En tout temps et en tout lieu. Voilà qui est dit et écrit, reconnu, signé et adopté par ceux-là même qui, aujourd’hui, se sont transformés en gendarmes du monde pour mettre le monde entier à leurs pieds, commis et validé toutes les exactions contre les humains, en Irak, en Afghanistan, en Syrie, en Palestine occupée et dans d’autres contrées
Pour se dédouaner de ses crimes contre les juifs, l’Allemagne se jette aujourd’hui aux pieds d’Israël en lui apportant un soutien sans failles. Ce soutien s’explique à l’aune de sa responsabilité historique dans l’holocauste : « L’existence d’Israël est la raison d’être même de la nation allemande ». Sans même appeler au respect du droit international, constamment bafoué par l’Etat hébreu.
De son côté, la France de Macron s’est rangée du côté de l’agresseur à l’aune de sa responsabilité historique dans la déportation des juifs par le gouvernement de Vichy.
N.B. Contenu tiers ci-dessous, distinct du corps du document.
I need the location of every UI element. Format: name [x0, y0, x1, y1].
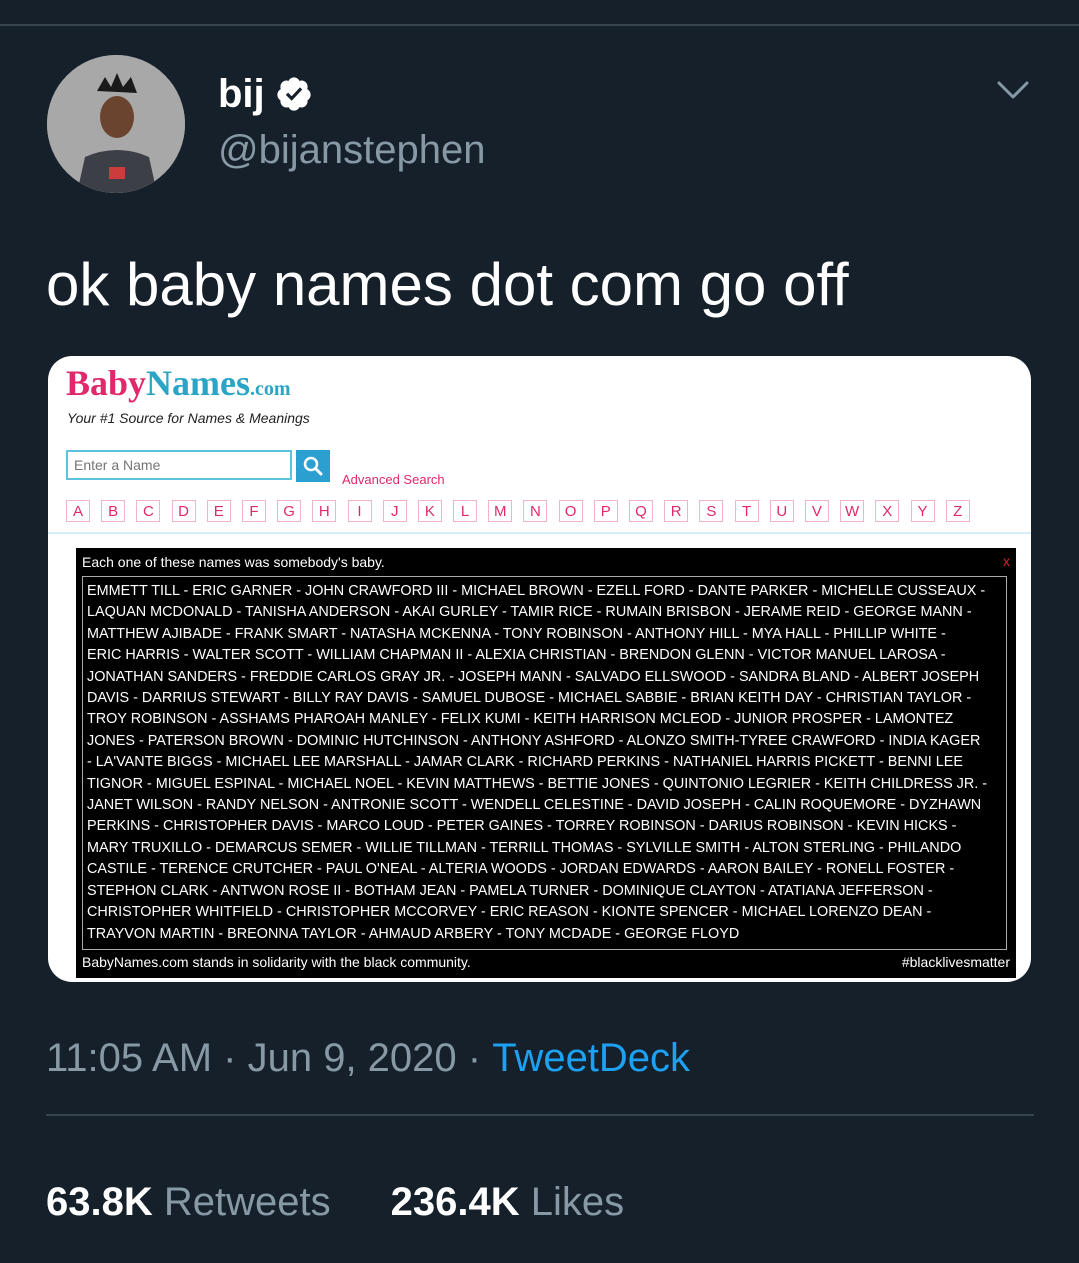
names-line: CHRISTOPHER WHITFIELD - CHRISTOPHER MCCO…: [87, 904, 932, 921]
names-line: JANET WILSON - RANDY NELSON - ANTRONIE S…: [87, 797, 982, 814]
letter-link[interactable]: N: [523, 500, 548, 522]
names-line: TRAYVON MARTIN - BREONNA TAYLOR - AHMAUD…: [87, 925, 740, 942]
letter-link[interactable]: Q: [629, 500, 653, 522]
names-list: EMMETT TILL - ERIC GARNER - JOHN CRAWFOR…: [82, 576, 1007, 950]
letter-link[interactable]: G: [277, 500, 302, 522]
advanced-search-link[interactable]: Advanced Search: [342, 472, 445, 487]
names-line: PERKINS - CHRISTOPHER DAVIS - MARCO LOUD…: [87, 818, 957, 835]
names-line: MARY TRUXILLO - DEMARCUS SEMER - WILLIE …: [87, 839, 962, 856]
letter-link[interactable]: H: [312, 500, 337, 522]
letter-link[interactable]: F: [241, 500, 266, 522]
names-line: STEPHON CLARK - ANTWON ROSE II - BOTHAM …: [87, 882, 933, 899]
letter-link[interactable]: X: [875, 500, 900, 522]
letter-link[interactable]: Z: [945, 500, 970, 522]
meta-separator: ·: [456, 1036, 493, 1080]
avatar[interactable]: [47, 55, 185, 193]
letter-link[interactable]: B: [101, 500, 126, 522]
letter-link[interactable]: J: [382, 500, 407, 522]
hashtag[interactable]: #blacklivesmatter: [902, 954, 1010, 970]
top-divider: [0, 24, 1079, 26]
letter-link[interactable]: T: [734, 500, 759, 522]
names-line: LAQUAN MCDONALD - TANISHA ANDERSON - AKA…: [87, 604, 972, 621]
alphabet-nav: A B C D E F G H I J K L M N O P Q R S T …: [66, 500, 970, 522]
names-line: TIGNOR - MIGUEL ESPINAL - MICHAEL NOEL -…: [87, 775, 988, 792]
letter-link[interactable]: E: [206, 500, 231, 522]
display-name[interactable]: bij: [218, 72, 313, 116]
logo-com: .com: [250, 378, 291, 400]
letter-link[interactable]: K: [417, 500, 442, 522]
display-name-text[interactable]: bij: [218, 72, 265, 116]
letter-link[interactable]: C: [136, 500, 161, 522]
likes-label: Likes: [530, 1180, 625, 1224]
close-icon[interactable]: x: [1003, 553, 1010, 569]
memorial-title: Each one of these names was somebody's b…: [82, 554, 385, 570]
letter-link[interactable]: D: [171, 500, 196, 522]
avatar-photo: [47, 55, 185, 193]
babynames-logo: BabyNames.com: [66, 362, 291, 404]
solidarity-statement: BabyNames.com stands in solidarity with …: [82, 954, 471, 970]
tweet-date[interactable]: Jun 9, 2020: [248, 1036, 457, 1081]
letter-link[interactable]: Y: [910, 500, 935, 522]
search-icon: [303, 456, 323, 476]
tweet-meta: 11:05 AM · Jun 9, 2020 · TweetDeck: [46, 1036, 690, 1081]
letter-link[interactable]: M: [488, 500, 513, 522]
letter-link[interactable]: S: [699, 500, 724, 522]
memorial-banner: Each one of these names was somebody's b…: [76, 548, 1016, 978]
logo-baby: Baby: [66, 363, 147, 403]
names-line: CASTILE - TERENCE CRUTCHER - PAUL O'NEAL…: [87, 861, 955, 878]
names-line: MATTHEW AJIBADE - FRANK SMART - NATASHA …: [87, 625, 946, 642]
tweet-time[interactable]: 11:05 AM: [46, 1036, 212, 1081]
letter-link[interactable]: L: [453, 500, 478, 522]
tweet-stats: 63.8K Retweets 236.4K Likes: [46, 1180, 624, 1225]
names-line: DAVIS - DARRIUS STEWART - BILLY RAY DAVI…: [87, 690, 972, 707]
chevron-down-icon[interactable]: [996, 78, 1030, 102]
letter-link[interactable]: O: [558, 500, 583, 522]
tweet-source-link[interactable]: TweetDeck: [492, 1036, 690, 1081]
retweets-stat[interactable]: 63.8K Retweets: [46, 1180, 331, 1225]
tagline: Your #1 Source for Names & Meanings: [67, 410, 310, 426]
retweets-count: 63.8K: [46, 1180, 153, 1224]
logo-names: Names: [146, 363, 251, 403]
search-button[interactable]: [296, 450, 330, 482]
name-search-input[interactable]: [66, 450, 292, 480]
letter-link[interactable]: R: [664, 500, 689, 522]
letter-link[interactable]: I: [347, 500, 372, 522]
names-line: EMMETT TILL - ERIC GARNER - JOHN CRAWFOR…: [87, 583, 986, 599]
letter-link[interactable]: A: [66, 500, 90, 522]
tweet-text: ok baby names dot com go off: [46, 251, 849, 318]
embedded-screenshot[interactable]: BabyNames.com Your #1 Source for Names &…: [48, 356, 1031, 982]
header-divider: [48, 532, 1031, 534]
letter-link[interactable]: P: [593, 500, 618, 522]
names-line: JONATHAN SANDERS - FREDDIE CARLOS GRAY J…: [87, 668, 980, 685]
names-line: TROY ROBINSON - ASSHAMS PHAROAH MANLEY -…: [87, 711, 954, 728]
retweets-label: Retweets: [163, 1180, 331, 1224]
letter-link[interactable]: W: [840, 500, 865, 522]
names-line: ERIC HARRIS - WALTER SCOTT - WILLIAM CHA…: [87, 647, 946, 664]
letter-link[interactable]: U: [769, 500, 794, 522]
likes-stat[interactable]: 236.4K Likes: [391, 1180, 625, 1225]
meta-divider: [46, 1114, 1034, 1116]
letter-link[interactable]: V: [804, 500, 829, 522]
names-line: - LA'VANTE BIGGS - MICHAEL LEE MARSHALL …: [87, 754, 963, 771]
handle[interactable]: @bijanstephen: [218, 128, 485, 172]
verified-badge-icon: [277, 77, 311, 111]
meta-separator: ·: [212, 1036, 248, 1080]
likes-count: 236.4K: [390, 1180, 520, 1224]
names-line: JONES - PATERSON BROWN - DOMINIC HUTCHIN…: [87, 732, 981, 749]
Se faisant, elle a perdu son influence sur la scène internationale et sa crédibilité auprès des pays arabes après avoir été « dégagée » de sa zone d’influence en Afrique.
Le président français l’a vérifié à ses dépens en se faisant snober par ses pairs arabes et musulmans lors du sommet COP 28 tenu à Dubai.
Les médias français : « une honte internationale »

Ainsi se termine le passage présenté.